By William Boardman
If your state was installing a new technology that would impact virtually everyone, you might assume your state was acting based on the most complete and current science available to protect everyone’s health.
If your state was Vermont and it was intent on installing wireless technology in every home and business, you’d need to know that your state is acting based on very limited science, most of it more than 25 years out of date, with little concern for anyone’s health.
Making this a matter of growing public concern is the state-sanctioned installation of “SmartMeters” (tradename) that expose people to radiation that has unknown consequences, but is suspected of causing a variety of physical ailments, from sleep disturbance and headaches to brain damage and cancer.
The United States allows greater exposure of its citizens to the hazards of wireless technology than any other country in the world and the U.S. Congress passed a law in 1996 that prohibits state or local governments from regulating wireless technology on the basis of health effects, Janet Newton of Marshfield, Vermont, explained at a public forum at the Norman Williams Public Library here April 25.
For more than 20 years, Ms Newton, has tried to persuade Congress and assorted federal agencies to expand and refine the health science of wireless technology, especially as it related to electromagnetic radiation (EMR). To further her work, Ms Newton founded the EMR Policy Institute, a scientific non-profit corporation dedicated to advancing sound public health polity. The Institute has engaged with state and federal agencies and legislatures, joined lawsuits, and held public forums, all with essentially the same message: you should know what you’re doing before you do it.
Electromagnetic radiation (EMR) is a natural phenomenon that includes light. EMR can be ionizing (such as X-rays, gamma rays, nuclear power, or nuclear weapons), and as such is a known cancer-causing agent. EMR can also be non-ionizing (such as cell phones, relay towers, power lines, chargers, or wireless electric meters), and as such is designated by the World Health Organization as a suspected cancer-causing agent.

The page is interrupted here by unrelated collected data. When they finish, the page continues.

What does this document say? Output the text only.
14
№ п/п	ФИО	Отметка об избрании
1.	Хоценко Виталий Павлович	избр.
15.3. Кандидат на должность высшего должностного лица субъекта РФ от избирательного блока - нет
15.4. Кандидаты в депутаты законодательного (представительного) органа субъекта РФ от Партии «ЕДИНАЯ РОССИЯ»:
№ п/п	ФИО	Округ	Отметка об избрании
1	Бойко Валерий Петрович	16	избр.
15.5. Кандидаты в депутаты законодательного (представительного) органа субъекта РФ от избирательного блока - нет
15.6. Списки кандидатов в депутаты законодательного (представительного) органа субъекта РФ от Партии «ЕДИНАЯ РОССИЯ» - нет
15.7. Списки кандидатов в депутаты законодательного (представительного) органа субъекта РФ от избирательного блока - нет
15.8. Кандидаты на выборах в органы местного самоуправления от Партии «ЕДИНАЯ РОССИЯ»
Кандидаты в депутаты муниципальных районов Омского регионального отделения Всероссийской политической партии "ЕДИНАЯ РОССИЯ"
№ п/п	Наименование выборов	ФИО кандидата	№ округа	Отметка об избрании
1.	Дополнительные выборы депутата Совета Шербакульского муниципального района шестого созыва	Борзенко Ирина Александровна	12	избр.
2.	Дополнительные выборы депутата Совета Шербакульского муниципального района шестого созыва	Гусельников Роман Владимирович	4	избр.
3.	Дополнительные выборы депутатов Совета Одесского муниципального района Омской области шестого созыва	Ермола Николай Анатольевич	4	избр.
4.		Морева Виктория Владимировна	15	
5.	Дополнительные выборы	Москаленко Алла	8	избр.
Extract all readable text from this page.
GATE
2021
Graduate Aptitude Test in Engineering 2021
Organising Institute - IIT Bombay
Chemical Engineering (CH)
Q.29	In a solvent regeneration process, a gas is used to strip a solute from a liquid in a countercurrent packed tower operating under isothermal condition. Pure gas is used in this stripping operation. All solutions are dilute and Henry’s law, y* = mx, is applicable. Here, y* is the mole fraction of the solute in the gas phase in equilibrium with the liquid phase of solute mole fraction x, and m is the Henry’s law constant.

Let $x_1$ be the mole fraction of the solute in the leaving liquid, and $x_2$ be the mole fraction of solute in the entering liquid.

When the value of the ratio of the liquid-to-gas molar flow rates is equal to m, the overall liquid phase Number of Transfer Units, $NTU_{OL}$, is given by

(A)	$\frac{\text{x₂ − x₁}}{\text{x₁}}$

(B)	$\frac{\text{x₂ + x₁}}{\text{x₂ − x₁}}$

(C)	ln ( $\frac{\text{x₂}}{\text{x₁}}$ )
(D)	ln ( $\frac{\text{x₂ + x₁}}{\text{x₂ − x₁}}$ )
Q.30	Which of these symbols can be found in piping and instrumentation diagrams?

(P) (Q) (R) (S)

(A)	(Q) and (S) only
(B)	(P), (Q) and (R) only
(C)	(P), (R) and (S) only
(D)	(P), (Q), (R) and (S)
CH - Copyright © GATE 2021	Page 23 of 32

The most recent research on the health effects of EMR dates from 1986 and serves as the basis for the Federal Communications Commission to regulate wireless technology. But this research deals with only one of EMR’s impacts, the thermal effect – overheating human cells and body, which is what your microwave does to food. And even that thermal research is limited, based only on a six-foot, 200-pound mature man, not smaller or older people, and not children or infants. What is the effect on them, short term or long term? The FCC doesn’t know, nobody knows.
A decade or so ago, when Ms Newton petitioned the FCC to expand and update the scientific basis for its regulations, the FCC responded that it was not a health agency and had no authority to improve its scientific data. When Ms Newton petitioned health agencies to intervene, they responded that it wasn’t their jurisdiction and only the FCC could set the health standards. When the case reached the Supreme Court, the court declined to consider it.
To bureaucrats, this sort of dead end is called a “regulatory void,” while others might call it a Catch-22. Either way, there’s no one to be held accountable, and the experiment with EMR on virtually the whole human population goes forward with little consideration of health effects.
Whatever one calls this uncertainty, there’s little inclination in government to resolve it, or even to develop reliable, current science. The 1986 science came from the Environmental Protection Agency (EPA) when it had a world class research program with 36 fulltime researchers. As funding was cut starting in the late 1980s, this program was eventually reduced to a single researcher, working part time.
Citing study after study from such entities as the California Public Utilities Commission, the Kaiser Foundation Research Institute, and the National Academies of Science, Ms Newton found them reaching the same conclusion again and again – that the scientific study of electromagnetic radiation (EMR) is entirely inadequate to assure even the likelihood of public safety in the proliferating environment of wireless technology.
Not only is there a better technology, Ms Newton argued, it’s even being pursued on a small scale in Vermont. That solution is fiber optic cable already in use by the Vermont Electric Co-op and planned as a statewide network by a partnership of IBM and the Vermont Electric Company. Fiber optic’s advantages include a much higher capacity, lower energy use, lower maintenance demands, much greater public benefit, and, arguably, an overall cost effectiveness.
But the federal government is driving the installation of wireless smart meters across the country, with billions of dollars in the stimulus act, from which Vermont is to receive $69 million. Although the EMR institute has briefed the staff of Vermont’s Senators and Congressman on the advantages of fiber optic and the uncertainties of wireless technology, these representatives have taken credit for the federal money without taking any initiative on the questions of public good.
As one man commented to the man next to him at the forum on wireless electric meters on every house: “No one knows about it, and I’m just suspicious.”
The man next to him replied: “I live off the grid, so I don’t really have to make a decision.”
For most of the rest of us, unless one chooses to pay to not to have a wireless meter, someone else has already made the decision, based on outdated and incomplete information that may or may not be hazardous to your health.